Soluzioni etiche e privacy-first per editori e PMI

Per editori e PMI che dipendono da advertising, esistono soluzioni etiche che bilanciano business e privacy. La contextual advertising (pubblicità basata sul contenuto invece che sul profilo utente) sta ad esempio tornando di moda, così come il first-party data strategy: invece di comprare dati di terzi, investi nella raccolta consensuale di dati diretti tramite newsletter, account utente, survey. Sono più qualitativi e totalmente conformi.

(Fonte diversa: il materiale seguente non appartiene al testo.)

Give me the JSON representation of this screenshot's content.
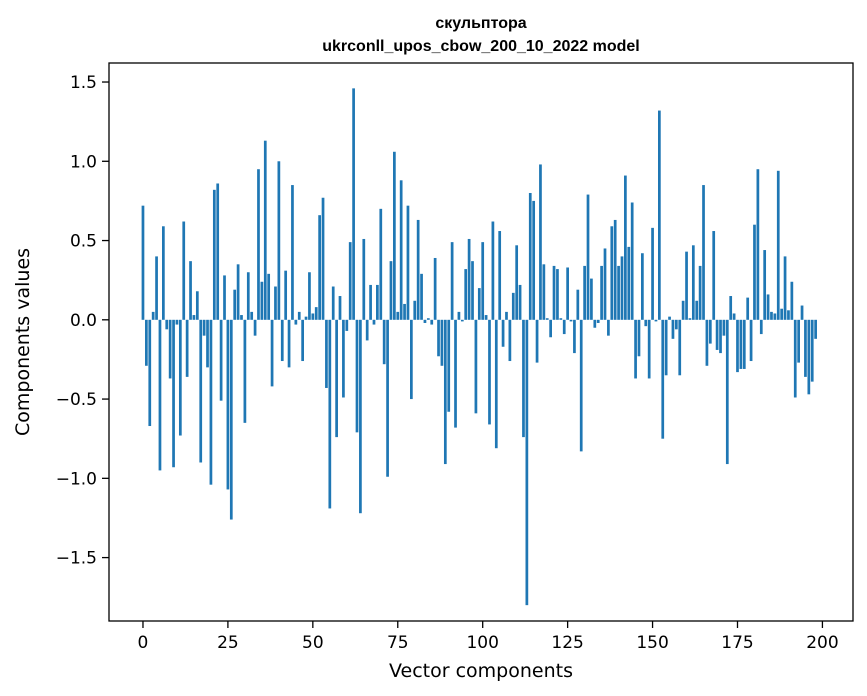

Rileviamo ancora la privacy-first analytics, con strumenti come Fathom, Simple Analytics, Umami che offrono statistiche utili senza profilazione. Per la maggior parte dei siti sono sufficienti per decisioni business informate. Infine, le membership e i modelli su sottoscrizione: invece di monetizzare tramite advertising invasivo, offri contenuti premium a pagamento. Gli utenti preferiscono sempre più pagare per servizi che rispettano la loro privacy.

Esempi pratici di banner, configurazioni e scelte corrette

Nell’ultima parte della nostra guida, condividiamo di seguito alcuni esempi pratici di banner, configurazioni e scelte corrette per un sito corretto.

Siti conformi da cui prendere ispirazione

Alcuni siti italiani hanno implementato banner cookie esemplari. Il Corriere della Sera ha un sistema granulare chiaro, con spiegazioni semplici per ogni categoria di cookie e pulsanti ben visibili per accettare o rifiutare. Anche Amazon Italia gestisce bene la complessità: banner semplice iniziale, ma pannello di personalizzazione molto dettagliato che permette controllo granulare su ogni aspetto del tracking. La revoca del consenso è facilmente accessibile.

Errori comuni da evitare

L’errore più comune che dovresti evitare in questo ambito è il “cookie wall”, ovvero bloccare completamente l’accesso al sito se l’utente non accetta i cookie. È vietato dalla normativa europea e sanzionabile duramente.

Altri errori comuni che ti suggeriamo di considerare sono:

  • Banner ingannevoli con pulsante “Accetta” grande e colorato mentre “Rifiuta” è piccolo e grigio. La parità di trattamento visivo è obbligatoria.
  • Consenso pre-spuntato: mai, mai, mai lasciare checkbox già selezionate. Il consenso deve essere un’azione attiva e consapevole dell’utente.
  • Assenza di possibilità di revoca: devi sempre permettere all’utente di cambiare idea. Il link per gestire i consensi deve essere facilmente trovabile, tipicamente nel footer.
  • Informazioni vaghe: “cookie per migliorare l’esperienza” non significa nulla. Devi spiegare concretamente cosa fai con i dati raccolti!

Checklist finale per adeguare il sito e non rischiare sanzioni

Concludiamo dunque con la checklist finale che ti permetterà di adeguare il sito e non rischiare sanzioni:

  1. Audit iniziale: scansiona il tuo sito per identificare tutti i cookie e script di tracciamento attivi. Usa strumenti come Cookiebot scanner o OneTrust scanner.
  2. Categorizzazione corretta: classifica ogni cookie come tecnico, analytics o profilazione. In caso di dubbio, considera sempre la categoria più restrittiva.
  3. Implementazione CMP: installa un Cookie Management Platform conforme e configuralo correttamente per ogni categoria identificata.
  4. Test del banner: verifica che tutti i pulsanti funzionino, che le spiegazioni siano chiare e che la revoca del consenso sia possibile.
  5. Privacy policy aggiornata: assicurati che la privacy policy descriva accuratamente tutti i trattamenti di dati che effettui.
  6. Formazione del team: tutti quelli che gestiscono il sito devono capire la normativa per evitare errori inconsapevoli.
  7. Monitoraggio continuo: la compliance non è un evento una tantum, è un processo continuo. Controlla regolarmente che tutto funzioni correttamente.
  8. Documentazione: tieni traccia di tutte le decisioni prese e delle configurazioni implementate per eventuali controlli del Garante.